Novo
livro de Ruy Bruno Bacelar de Oliveira, um apaixonado das revoluções
populares do Brasil, traça uma síntese do processo histórico-social na
década de trinta durante a ditadura de Getúlio Vargas e faz veemente
denuncia histórica sobre o aniquilamento das populações nordestinas de
Caldeirão e Pau de Colher, massacradas impiedosamente pela ditadura
fascista e oligárquica apoiada pelo clero e latifundiários.
AP - Onde ocorreu o
movimento de Pau de Colher?
RB - O movimento de Pau de Colher ocorreu no município de Casa Nova na
Bahia, no local denominado Pau de colher que fica situado a poucos quilômetros
da fronteira com o Piauí. Os principais acontecimentos desenrolaram-se
entre 1937 e início de 1938.
AP - Quais foram as origens do
movimento?
RB - A origem de Pau de Colher remonta ao vale do Cariri, no Ceará, antes e
depois da morte do Padre Cícero, no sítio do Caldeirão, sob a liderança
do beato Lourenço e do beato Severino Tavares.
Os eventos iniciaram-se em 1926 no Ceará
em Caldeirão, estenderam-se até 1938 em Pau de Colher na Bahia.
AP - Quais eram as conjunturas política
e econômica do Brasil entre 1930 e 1940 com ênfase ao nordeste,
especialmente ao Ceará e Bahia, onde se desenrolaram os fatos desta história?
RB - Na década de 1930 a 1940, a economia brasileira afetada pelas diversas
crises políticas, tornou-se mais aguda devida a decadência econômica
mundial que abalou o capitalismo em especial nos Estados Unidos da América.
Isso levou em massa ao desemprego com o
fechamento das fábricas, a quebra dos bancos e a falta de dinheiro.
Tentando frear a baixa de preços, os
países capitalistas, começaram a redução maciça de riquezas. Nos
Estados Unidos mais de 10 milhões de acres de algodão foram destruídos,
milhares de cabeças de gado bovino e mais de 6,5 milhões de porcos foram
afogados; enorme quantidades de milho e trigo foram queimadas; numerosos
navios foram vendidos como sucata; mais de 9 mil bancos quebraram.

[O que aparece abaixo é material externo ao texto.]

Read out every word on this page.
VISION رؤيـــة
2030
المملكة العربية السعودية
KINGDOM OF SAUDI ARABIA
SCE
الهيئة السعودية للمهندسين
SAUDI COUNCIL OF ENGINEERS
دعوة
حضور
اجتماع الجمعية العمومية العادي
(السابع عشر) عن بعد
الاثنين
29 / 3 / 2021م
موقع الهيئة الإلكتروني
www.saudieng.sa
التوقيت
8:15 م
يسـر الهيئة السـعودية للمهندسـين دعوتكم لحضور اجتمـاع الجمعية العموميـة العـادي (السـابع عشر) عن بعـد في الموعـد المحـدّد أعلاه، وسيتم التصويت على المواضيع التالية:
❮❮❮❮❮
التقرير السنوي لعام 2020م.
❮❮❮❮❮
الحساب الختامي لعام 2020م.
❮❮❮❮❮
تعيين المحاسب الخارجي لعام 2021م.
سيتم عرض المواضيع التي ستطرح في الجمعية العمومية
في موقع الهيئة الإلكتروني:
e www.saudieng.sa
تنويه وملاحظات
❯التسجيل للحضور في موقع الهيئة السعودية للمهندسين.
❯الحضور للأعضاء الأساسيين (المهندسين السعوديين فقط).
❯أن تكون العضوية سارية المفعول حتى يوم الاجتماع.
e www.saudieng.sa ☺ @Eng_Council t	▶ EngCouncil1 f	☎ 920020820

AP - Aqui no Brasil quais foram as
conseqüências desta crise mundial e que fez o governo de Vargas para
amenizá-la?
RB - Para enfrentar a crise o governo dos Estados Unidos, cortou a compra de
artigos supérfluos de importação que pudessem ser dispensados, entre
eles o café do Brasil.
Com a perda do seu principal comprador,
a crise atingiu o Brasil. Os armazéns encontravam-se superlotados de café;
os fazendeiros não conseguiam vendê-lo, e conseqüentemente, não
pagavam os seus credores, formando uma cadeia de insolvência que levou o
país à ourela da bancarrota. Do campo estendeu-se às cidades, afetando
as indústrias que, fechadas, deixaram milhares de operários sem
empregos. Nordestinos de todos os Estados começaram fazer a viagem de
volta às suas terras.
Mais de 72
milhões de sacas de café foram queimadas pelo governo de Vargas,
tentando segurar o preço do Produto.
AP - Como era o Brasil nesta época?
RB - O Brasil era um País semifeudal onde em cada estado dominavam as
oligarquias. Nas cidades do Nordeste representadas pelos coronéis. A
maior parte das ruas das cidades do nordeste possuiu nomes de coronéis do
passado e Conquista é um exemplo típico.
Os destinos do Brasil eram decididos na
rua do Ouvidor e nos cassinos e prostíbulos do Rio.
O Brasil importava tudo. As nossas
ferramentas vinham da Inglaterra e da Alemanha. O tecido para as roupas,
vinha da Inglaterra. E para as festas da burguesia carioca importava-se
gelo para fazer sorvetes.
A picaretagem internacional prevalecia
de norte a sul e no Nordeste os coronéis possuíam as casas de fazendas
decoradas com mármore italiano, havia pianos Pleyel, lustres de Murano,
cristais de bucarat e os últimos modelos de carros fabricados nos Estados
Unidos. Os filhos estudavam na Europa.
A fina flor da sociedade guardava em
suas residências libras esterlinas que era a moeda para grandes transações
comerciais.
AP - E os políticos o que faziam?
RB - Pressionado pela nova elite, Getúlio Vargas tratou de salvar os barões
da cafeicultura. Ocorreu que a crise de 1929 deu um golpe de morte nos
fazendeiros de café; às terras destes barões começaram a passar para
antigos empregados das fazendas, colonos e pequenos agricultores.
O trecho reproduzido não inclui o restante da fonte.